Big things were expected of Renaissance this season with the PSL’s top two players returning in 6-foot-7 Carrington McCaskill and 6-5 Chandler Turner, along with 6-6 senior forward Kylin Grant, who moved back to Renaissance, the school he spent his first two years, after spending his junior season in Dallas.
Renaissance gained valuable experience and exposure this past summer when Jordan and his staff took the players to eight camps, including Michigan State and Ohio State.
Jordan was removed as head coach earlier this month by the school’s new principal Verynda Stroughter, who offered the job to the former Renaissance coach and current River Rouge coach Mark White. White originally accepted the job before deciding to pass on it.
Jordan’s attorney, Andrew Paterson, filed a lawsuit to keep school officials from conducting interviews with potential coaching candidates and federal Judge Gershwin Drain ordered a teleconference for all parties to discuss the emergency motion on Friday.
“Despite Detroit school district officials vehemently objecting to the Court scheduling an expedited hearing, thankfully, the Court saw merit in Coach Vito Jordan’s claims and ordered an expedited briefing and hearing on Coach Jordan’s emergency motion for preliminary injunction,” Paterson said in a statement.
“We are thankful that the Court agreed that Coach Jordan’s claims against Principal Stroughter and Superintendent Vitti deserve immediate consideration and review. Although the emergency hearing will not be held until after the MHSAA’s transfer-rule deadline, we are confident that through these legal proceedings, Principal Stroughter and other school district officials will be exposed for the frauds they truly are.”
There will be a hearing Oct. 19 at 9:30 a.m. at the U.S. District Court in Detroit to rule on if Jordan’s firing was unlawful or not since he had an oral contract with the former administration.
“I was hoping to get a hearing early next week to see if I was the coach or not, but that’s not going to happen now until mid-October,” Jordan said. “We were hoping that we’d get that decision by next week because it will already be past that (transfer) deadline, so they are going to have that option to where they want to move — school district, prep school or whatever reason they want to do.
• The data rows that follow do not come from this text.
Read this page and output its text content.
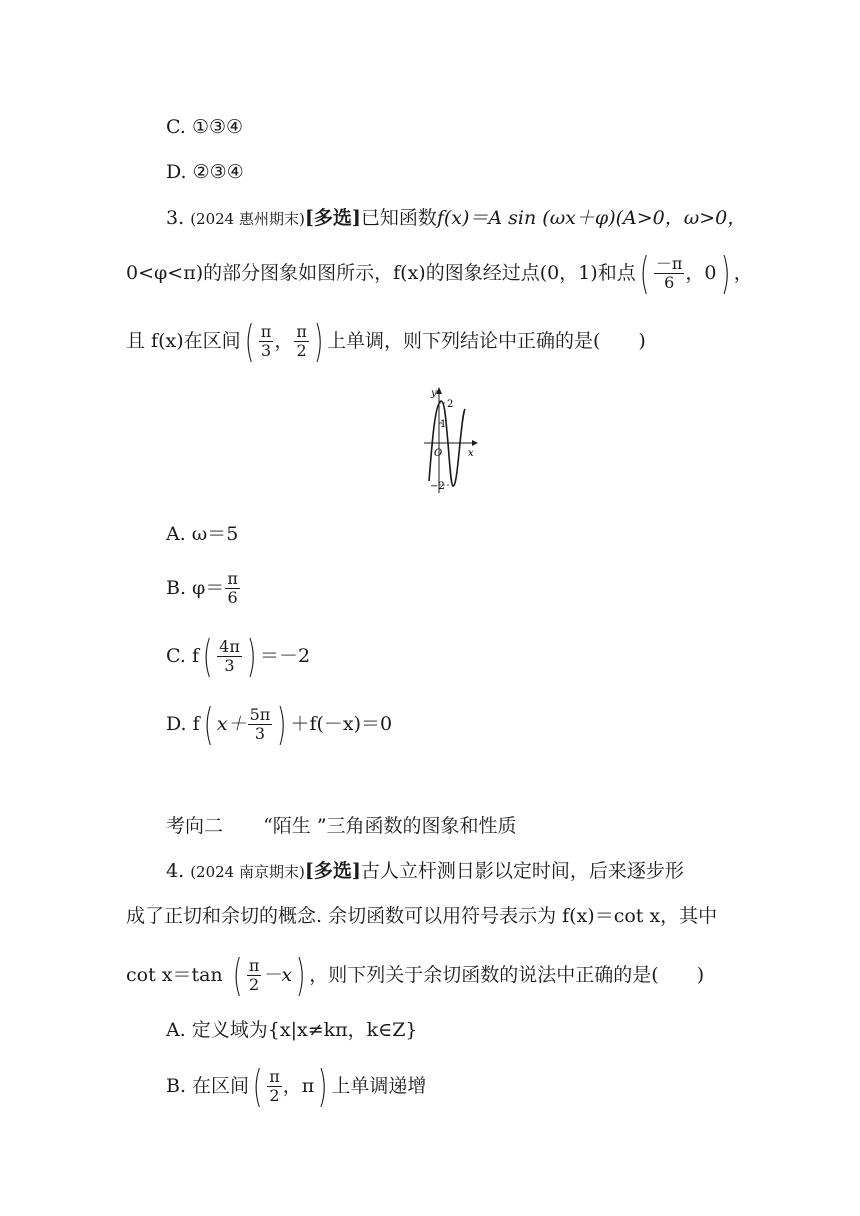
C. ①③④
D. ②③④
3. (2024 惠州期末)[多选]已知函数f(x)＝A sin (ωx＋φ)(A>0，ω>0，
0<φ<π)的部分图象如图所示，f(x)的图象经过点(0，1)和点( $\frac{-\pi}{6}$ ，0) ，
且 f(x)在区间( $\frac{\pi}{3}$ ， $\frac{\pi}{2}$ ) 上单调，则下列结论中正确的是(　　)
y
x
O
2
1
−2
A. ω＝5
B. $\varphi= \frac{\pi}{6}$
C. $f( \frac{4\pi}{3}$ ) ＝－2
D. f( $x+ \frac{5\pi}{3}$ ) ＋f(－x)＝0
考向二 “陌生 ”三角函数的图象和性质
4. (2024 南京期末)[多选]古人立杆测日影以定时间，后来逐步形
成了正切和余切的概念. 余切函数可以用符号表示为 f(x)＝cot x，其中
cot x＝tan ( $\frac{\pi}{2} -x$) ，则下列关于余切函数的说法中正确的是(　　)
A. 定义域为{x|x≠kπ，k∈Z}
B. 在区间( $\frac{\pi}{2}$ ，π) 上单调递增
I would expect people to start leaving, but either way if there’s any kids still there off that team and I get my job back I’ll definitely be committed to them because I’ve always been committed to them.
“If somebody has the No. 1 team in the state and then you lose a few pieces it’s (championship-caliber team) thrown out the window due to the decisions made by a principal or administration and unfortunate. But I’ll be there to ride it out with whoever is still there.”
Student-athletes have until the fourth Friday after Labor Day to transfer in order to be able to play the second half of the season in mid-January. Renaissance administrators could allegedly say the transfers are athletically motivated and try to prevent them from playing at another school, the same way Macomb Dakota did when Thomas Kithier transferred to Clarkston last season.
Turner said he plans to stay at Renaissance.
“We had big plans so it’s kind of sad but you have to keep pushing, keep moving," said Turner, who added he didn’t see McCaskill or Grant at school on Friday, which is unusual.
"I want them to give the job back to Vito, but I also don’t want to leave. I guess it’s in God’s hands now. I’ve been here for my whole high school career and I just want to finish it out.”
McCaskill’s future is still in doubt.
“I haven’t decided what I’m going to do yet, probably won’t know until the end of the weekend,” McCaskill said. “I didn’t attend school today, just felt like it would be too much tension, too much going on so I sat out today.”